Dif-GAN: A Generative Adversarial Network with Multi-Scale Attention and Diffusion Models for Infrared-Visible Image Fusion

Chengyi Pan, Xiuliang Xi, Xin Jin, Huangqimei Zheng, Puming Wang, Qiang Jiang

Published: 2024, Last Modified: 13 May 2025ISPA 2024EveryoneRevisionsBibTeXCC BY-SA 4.0

Abstract: To obtain fused images with rich information, visible and infrared images are combined. Most current fusion techniques provide decent results. However, they have shortcomings in extracting information of the source images. This limitation prevents the fused images from adequately considering thermal radiation regions and texture details. As a result, the detailed texture information of the source visible image in the final fusion image is much more than the thermal target information of the source infrared image, or vice versa.
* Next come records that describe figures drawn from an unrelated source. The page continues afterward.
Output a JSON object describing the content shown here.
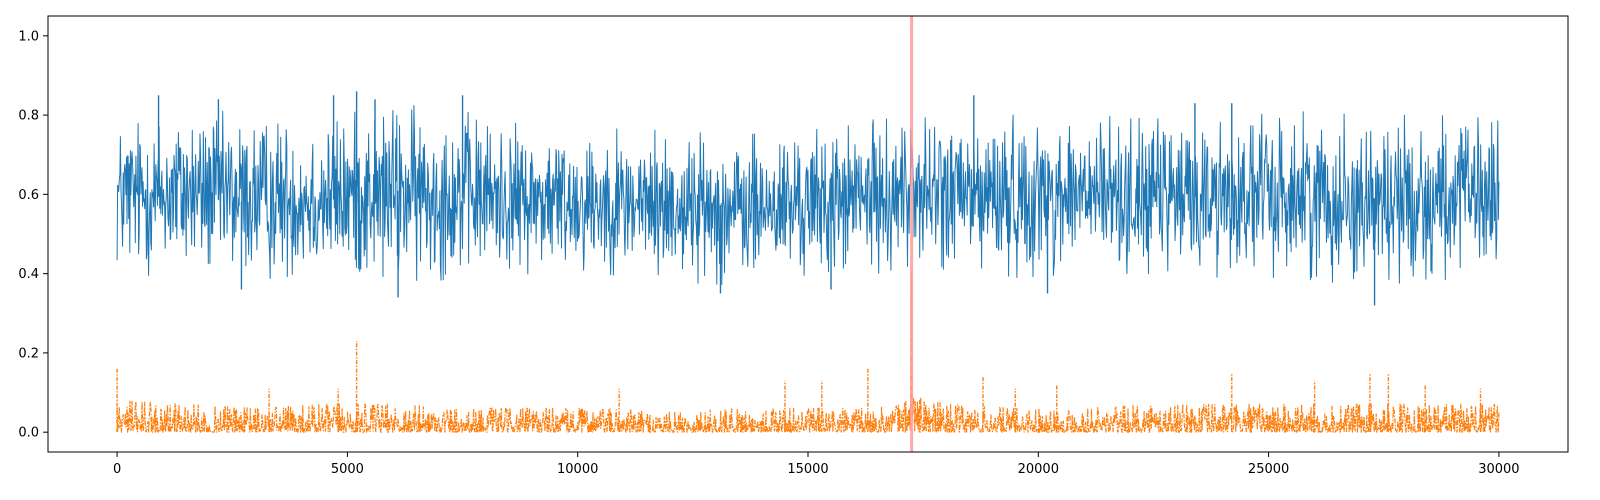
{
  "chart_data": {
    "type": "line",
    "title": "",
    "xlabel": "",
    "ylabel": "",
    "xlim": [
      -1500,
      31500
    ],
    "ylim": [
      -0.05,
      1.05
    ],
    "grid": false,
    "legend": "none",
    "x_ticks": [
      0,
      5000,
      10000,
      15000,
      20000,
      25000,
      30000
    ],
    "x_tick_labels": [
      "0",
      "5000",
      "10000",
      "15000",
      "20000",
      "25000",
      "30000"
    ],
    "y_ticks": [
      0.0,
      0.2,
      0.4,
      0.6,
      0.8,
      1.0
    ],
    "y_tick_labels": [
      "0.0",
      "0.2",
      "0.4",
      "0.6",
      "0.8",
      "1.0"
    ],
    "n_points": 30000,
    "marker_line": {
      "x": 17250,
      "color": "#ff9999"
    },
    "series": [
      {
        "style": "solid",
        "color": "#1f77b4",
        "x": [
          0,
          1500,
          3000,
          4500,
          6000,
          7500,
          9000,
          10500,
          12000,
          13500,
          15000,
          16500,
          17200,
          17250,
          17300,
          18000,
          19500,
          21000,
          22500,
          24000,
          25500,
          27000,
          28500,
          30000
        ],
        "band_low": [
          0.4,
          0.39,
          0.38,
          0.39,
          0.37,
          0.39,
          0.4,
          0.4,
          0.38,
          0.37,
          0.39,
          0.4,
          0.42,
          0.44,
          0.42,
          0.4,
          0.39,
          0.4,
          0.4,
          0.39,
          0.39,
          0.37,
          0.38,
          0.4
        ],
        "band_high": [
          0.79,
          0.82,
          0.8,
          0.79,
          0.83,
          0.81,
          0.77,
          0.77,
          0.76,
          0.75,
          0.76,
          0.79,
          0.79,
          1.0,
          0.79,
          0.8,
          0.8,
          0.8,
          0.79,
          0.8,
          0.81,
          0.8,
          0.8,
          0.79
        ],
        "peaks": [
          {
            "x": 900,
            "y": 0.85
          },
          {
            "x": 2200,
            "y": 0.84
          },
          {
            "x": 4700,
            "y": 0.85
          },
          {
            "x": 5200,
            "y": 0.86
          },
          {
            "x": 5600,
            "y": 0.84
          },
          {
            "x": 7500,
            "y": 0.85
          },
          {
            "x": 18600,
            "y": 0.85
          },
          {
            "x": 23400,
            "y": 0.83
          },
          {
            "x": 24200,
            "y": 0.83
          }
        ],
        "troughs": [
          {
            "x": 2700,
            "y": 0.36
          },
          {
            "x": 6100,
            "y": 0.34
          },
          {
            "x": 13100,
            "y": 0.35
          },
          {
            "x": 15500,
            "y": 0.36
          },
          {
            "x": 20200,
            "y": 0.35
          },
          {
            "x": 27300,
            "y": 0.32
          }
        ]
      },
      {
        "style": "dashdot",
        "color": "#ff7f0e",
        "x": [
          0,
          1500,
          3000,
          4500,
          6000,
          7500,
          9000,
          10500,
          12000,
          13500,
          15000,
          16500,
          17200,
          17250,
          17300,
          18000,
          19500,
          21000,
          22500,
          24000,
          25500,
          27000,
          28500,
          30000
        ],
        "band_low": [
          0,
          0,
          0,
          0,
          0,
          0,
          0,
          0,
          0,
          0,
          0,
          0,
          0,
          0,
          0,
          0,
          0,
          0,
          0,
          0,
          0,
          0,
          0,
          0
        ],
        "band_high": [
          0.08,
          0.07,
          0.06,
          0.07,
          0.07,
          0.06,
          0.06,
          0.06,
          0.05,
          0.06,
          0.06,
          0.06,
          0.08,
          1.0,
          0.09,
          0.07,
          0.06,
          0.06,
          0.07,
          0.07,
          0.07,
          0.07,
          0.07,
          0.07
        ],
        "peaks": [
          {
            "x": 0,
            "y": 0.16
          },
          {
            "x": 3300,
            "y": 0.11
          },
          {
            "x": 4800,
            "y": 0.11
          },
          {
            "x": 5200,
            "y": 0.23
          },
          {
            "x": 10900,
            "y": 0.11
          },
          {
            "x": 14500,
            "y": 0.13
          },
          {
            "x": 15300,
            "y": 0.13
          },
          {
            "x": 16300,
            "y": 0.16
          },
          {
            "x": 18800,
            "y": 0.14
          },
          {
            "x": 19500,
            "y": 0.11
          },
          {
            "x": 20400,
            "y": 0.12
          },
          {
            "x": 24200,
            "y": 0.15
          },
          {
            "x": 26000,
            "y": 0.13
          },
          {
            "x": 27200,
            "y": 0.15
          },
          {
            "x": 27600,
            "y": 0.15
          },
          {
            "x": 28400,
            "y": 0.12
          },
          {
            "x": 29600,
            "y": 0.11
          }
        ],
        "troughs": []
      }
    ]
  }
}
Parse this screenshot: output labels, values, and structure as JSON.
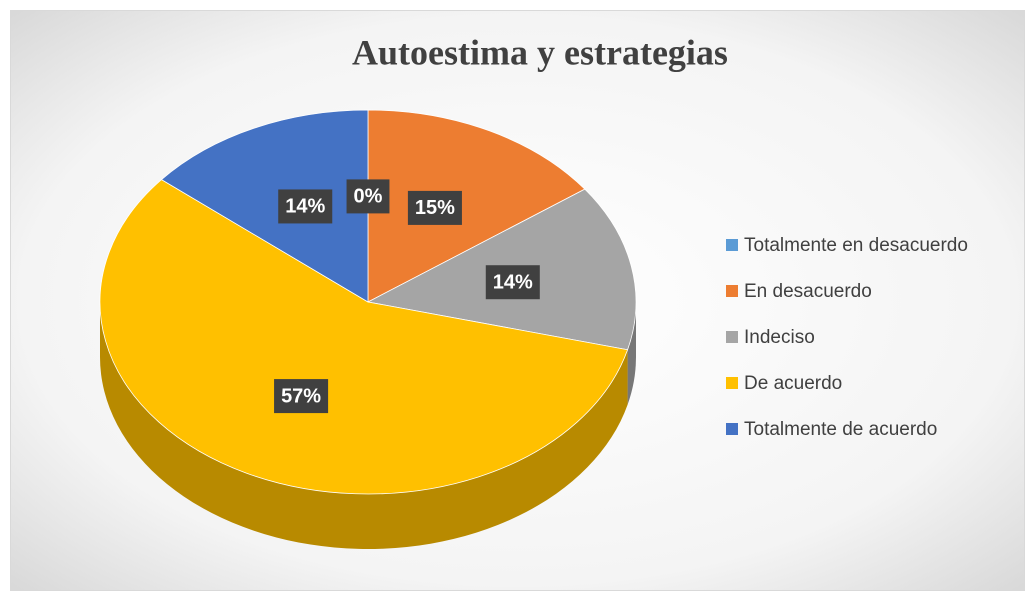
{
  "chart_data": {
    "type": "pie3d",
    "title": "Autoestima y estrategias",
    "categories": [
      "Totalmente en desacuerdo",
      "En desacuerdo",
      "Indeciso",
      "De acuerdo",
      "Totalmente de acuerdo"
    ],
    "values": [
      0,
      15,
      14,
      57,
      14
    ],
    "value_labels": [
      "0%",
      "15%",
      "14%",
      "57%",
      "14%"
    ],
    "colors": [
      "#5b9bd5",
      "#ed7d31",
      "#a5a5a5",
      "#ffc000",
      "#4472c4"
    ],
    "legend": "right"
  }
}
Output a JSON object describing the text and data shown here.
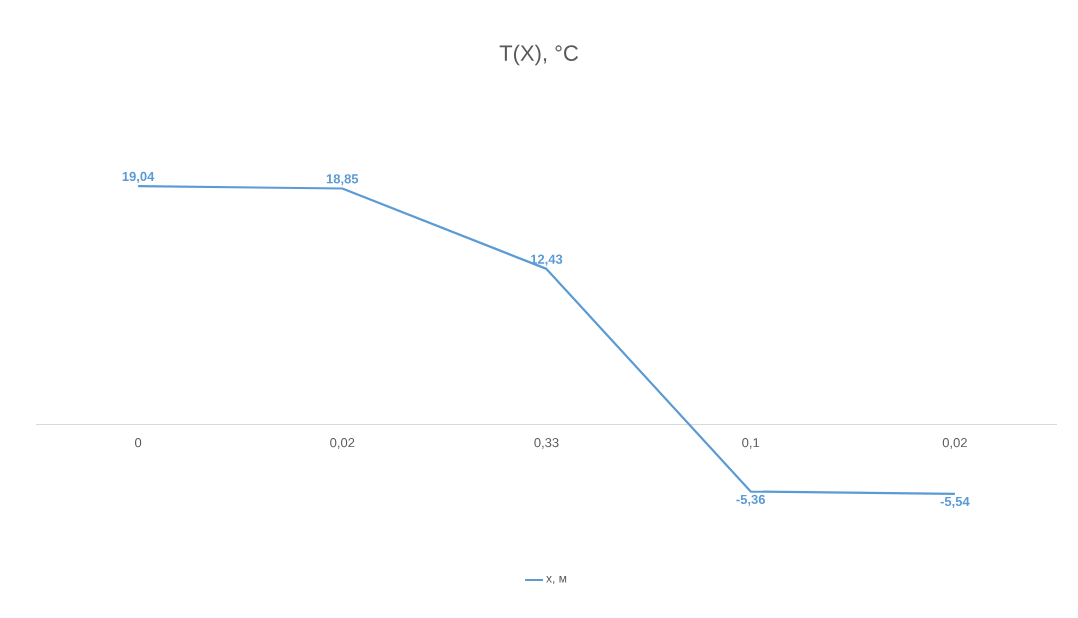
{
  "chart_data": {
    "type": "line",
    "title": "T(X), °C",
    "categories": [
      "0",
      "0,02",
      "0,33",
      "0,1",
      "0,02"
    ],
    "series": [
      {
        "name": "x, м",
        "color": "#5b9bd5",
        "values": [
          19.04,
          18.85,
          12.43,
          -5.36,
          -5.54
        ],
        "value_labels": [
          "19,04",
          "18,85",
          "12,43",
          "-5,36",
          "-5,54"
        ]
      }
    ],
    "legend": "bottom",
    "grid": false,
    "line_style": "solid"
  }
}
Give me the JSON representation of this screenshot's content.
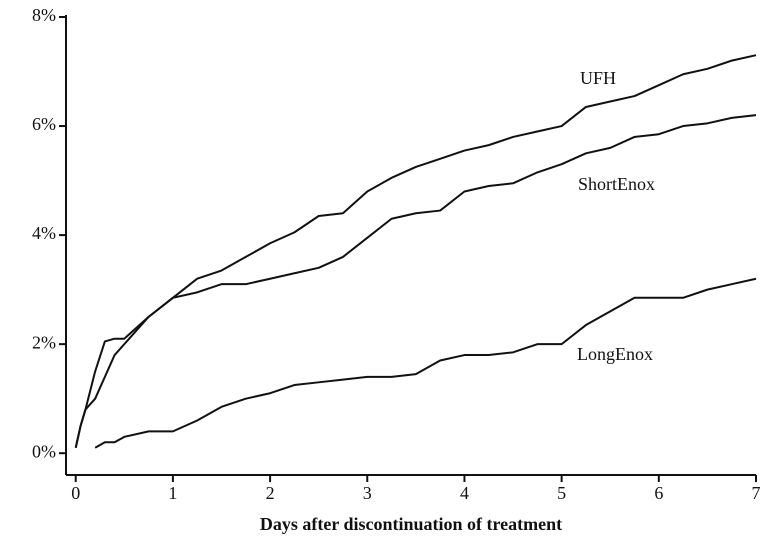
{
  "chart_data": {
    "type": "line",
    "xlabel": "Days after discontinuation of treatment",
    "x": [
      0,
      0.05,
      0.1,
      0.2,
      0.3,
      0.4,
      0.5,
      0.75,
      1,
      1.25,
      1.5,
      1.75,
      2,
      2.25,
      2.5,
      2.75,
      3,
      3.25,
      3.5,
      3.75,
      4,
      4.25,
      4.5,
      4.75,
      5,
      5.25,
      5.5,
      5.75,
      6,
      6.25,
      6.5,
      6.75,
      7
    ],
    "series": [
      {
        "name": "UFH",
        "color": "#111111",
        "values": [
          0.1,
          0.5,
          0.8,
          1.5,
          2.05,
          2.1,
          2.1,
          2.5,
          2.85,
          3.2,
          3.35,
          3.6,
          3.85,
          4.05,
          4.35,
          4.4,
          4.8,
          5.05,
          5.25,
          5.4,
          5.55,
          5.65,
          5.8,
          5.9,
          6.0,
          6.35,
          6.45,
          6.55,
          6.75,
          6.95,
          7.05,
          7.2,
          7.3
        ]
      },
      {
        "name": "ShortEnox",
        "color": "#111111",
        "values": [
          0.1,
          0.5,
          0.8,
          1.0,
          1.4,
          1.8,
          2.0,
          2.5,
          2.85,
          2.95,
          3.1,
          3.1,
          3.2,
          3.3,
          3.4,
          3.6,
          3.95,
          4.3,
          4.4,
          4.45,
          4.8,
          4.9,
          4.95,
          5.15,
          5.3,
          5.5,
          5.6,
          5.8,
          5.85,
          6.0,
          6.05,
          6.15,
          6.2
        ]
      },
      {
        "name": "LongEnox",
        "color": "#111111",
        "values": [
          null,
          null,
          null,
          0.1,
          0.2,
          0.2,
          0.3,
          0.4,
          0.4,
          0.6,
          0.85,
          1.0,
          1.1,
          1.25,
          1.3,
          1.35,
          1.4,
          1.4,
          1.45,
          1.7,
          1.8,
          1.8,
          1.85,
          2.0,
          2.0,
          2.35,
          2.6,
          2.85,
          2.85,
          2.85,
          3.0,
          3.1,
          3.2
        ]
      }
    ],
    "xlim": [
      -0.1,
      7
    ],
    "ylim": [
      -0.4,
      8
    ],
    "xticks": [
      0,
      1,
      2,
      3,
      4,
      5,
      6,
      7
    ],
    "yticks": [
      {
        "value": 0,
        "label": "0%"
      },
      {
        "value": 2,
        "label": "2%"
      },
      {
        "value": 4,
        "label": "4%"
      },
      {
        "value": 6,
        "label": "6%"
      },
      {
        "value": 8,
        "label": "8%"
      }
    ],
    "grid": false
  }
}
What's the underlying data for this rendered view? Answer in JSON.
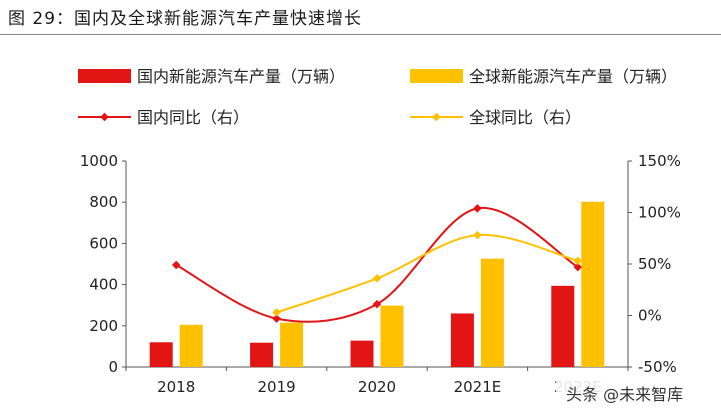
{
  "figure_title": "图 29：国内及全球新能源汽车产量快速增长",
  "watermark": "头条 @未来智库",
  "chart_data": {
    "type": "bar",
    "categories": [
      "2018",
      "2019",
      "2020",
      "2021E",
      "2022E"
    ],
    "series": [
      {
        "name": "国内新能源汽车产量（万辆）",
        "kind": "bar",
        "axis": "left",
        "color": "#e31414",
        "values": [
          120,
          118,
          128,
          260,
          394
        ]
      },
      {
        "name": "全球新能源汽车产量（万辆）",
        "kind": "bar",
        "axis": "left",
        "color": "#ffc000",
        "values": [
          205,
          215,
          298,
          526,
          802
        ]
      },
      {
        "name": "国内同比（右）",
        "kind": "line",
        "axis": "right",
        "color": "#e31414",
        "values": [
          0.49,
          -0.03,
          0.11,
          1.04,
          0.47
        ]
      },
      {
        "name": "全球同比（右）",
        "kind": "line",
        "axis": "right",
        "color": "#ffc000",
        "values": [
          null,
          0.03,
          0.36,
          0.78,
          0.53
        ]
      }
    ],
    "y_left": {
      "min": 0,
      "max": 1000,
      "ticks": [
        "0",
        "200",
        "400",
        "600",
        "800",
        "1000"
      ]
    },
    "y_right": {
      "min": -0.5,
      "max": 1.5,
      "ticks": [
        "-50%",
        "0%",
        "50%",
        "100%",
        "150%"
      ]
    },
    "grid": false,
    "legend_position": "top"
  }
}
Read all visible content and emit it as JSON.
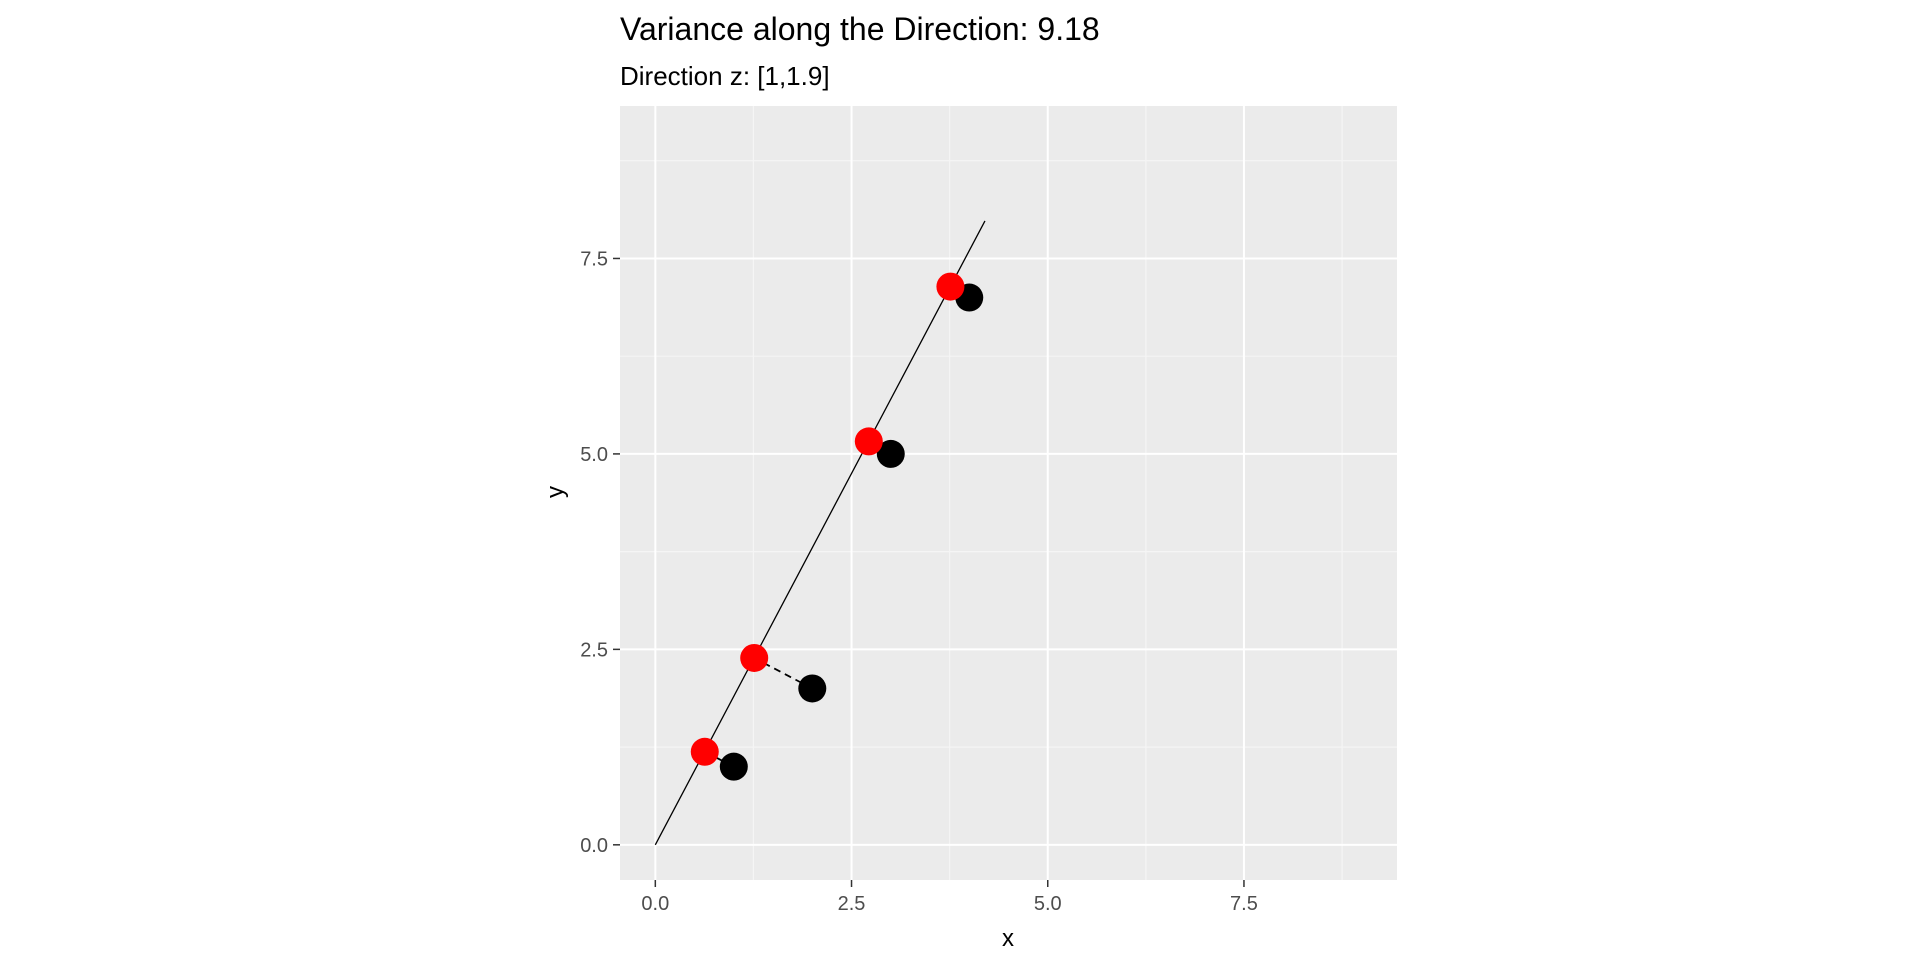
{
  "chart_data": {
    "type": "scatter",
    "title": "Variance along the Direction:  9.18",
    "subtitle": "Direction z: [1,1.9]",
    "xlabel": "x",
    "ylabel": "y",
    "xlim": [
      -0.45,
      9.45
    ],
    "ylim": [
      -0.45,
      9.45
    ],
    "x_ticks": [
      0.0,
      2.5,
      5.0,
      7.5
    ],
    "x_tick_labels": [
      "0.0",
      "2.5",
      "5.0",
      "7.5"
    ],
    "y_ticks": [
      0.0,
      2.5,
      5.0,
      7.5
    ],
    "y_tick_labels": [
      "0.0",
      "2.5",
      "5.0",
      "7.5"
    ],
    "minor_grid": [
      1.25,
      3.75,
      6.25,
      8.75
    ],
    "grid": true,
    "legend": "none",
    "direction_line": {
      "x": [
        0,
        4.2
      ],
      "y": [
        0,
        7.98
      ]
    },
    "series": [
      {
        "role": "original-points",
        "color": "#000000",
        "points": [
          [
            1,
            1
          ],
          [
            2,
            2
          ],
          [
            3,
            5
          ],
          [
            4,
            7
          ]
        ]
      },
      {
        "role": "projected-points",
        "color": "#ff0000",
        "points": [
          [
            0.63,
            1.19
          ],
          [
            1.26,
            2.39
          ],
          [
            2.72,
            5.16
          ],
          [
            3.76,
            7.14
          ]
        ]
      }
    ],
    "connectors": "dashed"
  },
  "colors": {
    "panel_background": "#ebebeb",
    "grid_major": "#ffffff",
    "grid_minor": "#f5f5f5",
    "tick_mark": "#333333",
    "tick_label": "#4d4d4d"
  }
}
Since features at a single scale fail to adequately capture the spatial details of complex scenes, a multi-scale attention network is used to extract the deep feature information of source images. For latent variable issues, the Expectation Maximization (EM) technique can yield maximum likelihood estimates. This not only stabilizes the training of the Generative Adversarial Network (GAN) but also aids in addressing the issue of labels lacking in the fusion of visible and infrared images. Although the EM algorithm framework can greatly enhance the training stability of GAN models, the improvement in fusion quality is not large. Therefore, a diffusion model is introduced into the generator to capture the potential joint structure information between infrared and visible images. Massive experiments show that Dif-GAN outperforms the state-of-the-art.